Even with the assistance of a calculator the SAT math section can be difficult. I hope this article can serve as a checklist of the things to keep in mind during the SAT math section.
Use your Resources
On test day you’ll have a number of additional resources at your disposal including: your calculator, scratch paper, and the formula sheet, don’t forget to use them.
Use your calculator to avoid careless mistakes and move quickly through questions. You should write down key information on your scratch paper. Taking notes will allow you to avoid re-reading. The formula sheet is another resource that allows you to save time! You won’t have to waste precious minutes trying to remember a formula that has escaped you. As you study spend some time familiarizing yourself with this formula sheet.
Know what to expect
The SAT math section tests the following topics: arithmetic, algebra, geometry, statistics, and probability. As you start to prepare for the test it is important to review all of these concepts in detail. Numbers, algebra and geometry form about 60% of the content on the test. A solid understanding of triangles will also be necessary to do well on the test’s geometry questions. Triangles form the backbone of most of the geometry questions. Don’t assume that you will remember everything because it was covered in your high school math class.

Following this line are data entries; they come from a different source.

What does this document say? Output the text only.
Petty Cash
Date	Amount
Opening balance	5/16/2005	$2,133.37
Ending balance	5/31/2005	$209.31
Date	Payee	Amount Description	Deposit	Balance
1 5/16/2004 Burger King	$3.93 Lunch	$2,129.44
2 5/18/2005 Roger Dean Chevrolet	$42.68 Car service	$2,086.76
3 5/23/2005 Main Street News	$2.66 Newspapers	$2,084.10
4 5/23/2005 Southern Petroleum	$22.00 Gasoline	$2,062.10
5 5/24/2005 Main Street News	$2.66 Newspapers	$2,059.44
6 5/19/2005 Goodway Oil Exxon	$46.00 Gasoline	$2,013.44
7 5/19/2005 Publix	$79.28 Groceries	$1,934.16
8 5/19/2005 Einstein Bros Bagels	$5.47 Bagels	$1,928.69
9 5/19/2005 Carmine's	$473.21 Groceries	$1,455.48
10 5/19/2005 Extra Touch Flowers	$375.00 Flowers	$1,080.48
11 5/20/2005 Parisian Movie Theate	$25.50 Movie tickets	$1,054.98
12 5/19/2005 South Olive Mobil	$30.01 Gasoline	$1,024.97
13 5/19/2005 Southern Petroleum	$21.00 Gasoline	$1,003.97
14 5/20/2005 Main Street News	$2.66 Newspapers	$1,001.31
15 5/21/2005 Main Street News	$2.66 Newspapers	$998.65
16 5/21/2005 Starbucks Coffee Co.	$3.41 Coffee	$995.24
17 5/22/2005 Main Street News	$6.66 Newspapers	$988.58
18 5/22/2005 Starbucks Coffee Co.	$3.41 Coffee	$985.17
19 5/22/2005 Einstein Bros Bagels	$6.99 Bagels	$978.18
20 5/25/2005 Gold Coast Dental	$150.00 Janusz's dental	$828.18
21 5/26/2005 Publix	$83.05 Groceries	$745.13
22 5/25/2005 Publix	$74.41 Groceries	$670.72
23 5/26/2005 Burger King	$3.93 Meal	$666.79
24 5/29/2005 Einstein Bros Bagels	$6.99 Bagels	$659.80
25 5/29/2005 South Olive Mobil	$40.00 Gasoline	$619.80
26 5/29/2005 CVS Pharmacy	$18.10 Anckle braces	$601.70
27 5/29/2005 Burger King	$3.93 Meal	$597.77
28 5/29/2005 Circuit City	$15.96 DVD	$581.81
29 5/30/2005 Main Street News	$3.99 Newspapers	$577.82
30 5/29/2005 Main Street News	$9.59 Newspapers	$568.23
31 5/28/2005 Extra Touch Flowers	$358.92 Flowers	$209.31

After all the hard work you put into preparing for the SAT (and its math section), when test day arrives you should have a clear sense of your strengths and weaknesses. This information will help you pace yourself and let you know which questions to skip. As you work through the test, do all the easy and familiar questions first.
Read prompts carefully
The language on the SAT is often circuitous and tricky. Throughout the test it is important to read both its directions and question prompts carefully. Take note of any critical information you come across in your reading. Make sure you understand the definitions of the words being used and apply them exactly. Finally once you have solved a problem, go back and double check that you are answering the question that you were asked to solve.
On the SAT Math section, as you would with any other section, you should pace yourself and remain aware of time. Start with the easy and familiar questions. In most cases, the first 10 questions will be fairly easy. Do the work to solve these questions using your scratch paper and mark your chosen answer in the test booklet. Then transfer your answers for the first 10 questions from the test booklet to the answer sheet. Follow the same process for questions 11-15. For all remaining questions you can solve the questions and fill in your answers one by one.
When in doubt, skip!
The current SAT has a guessing penalty. For this reason it is best not to make random guesses. You should only guess when you are able eliminate a few of the available answer choices.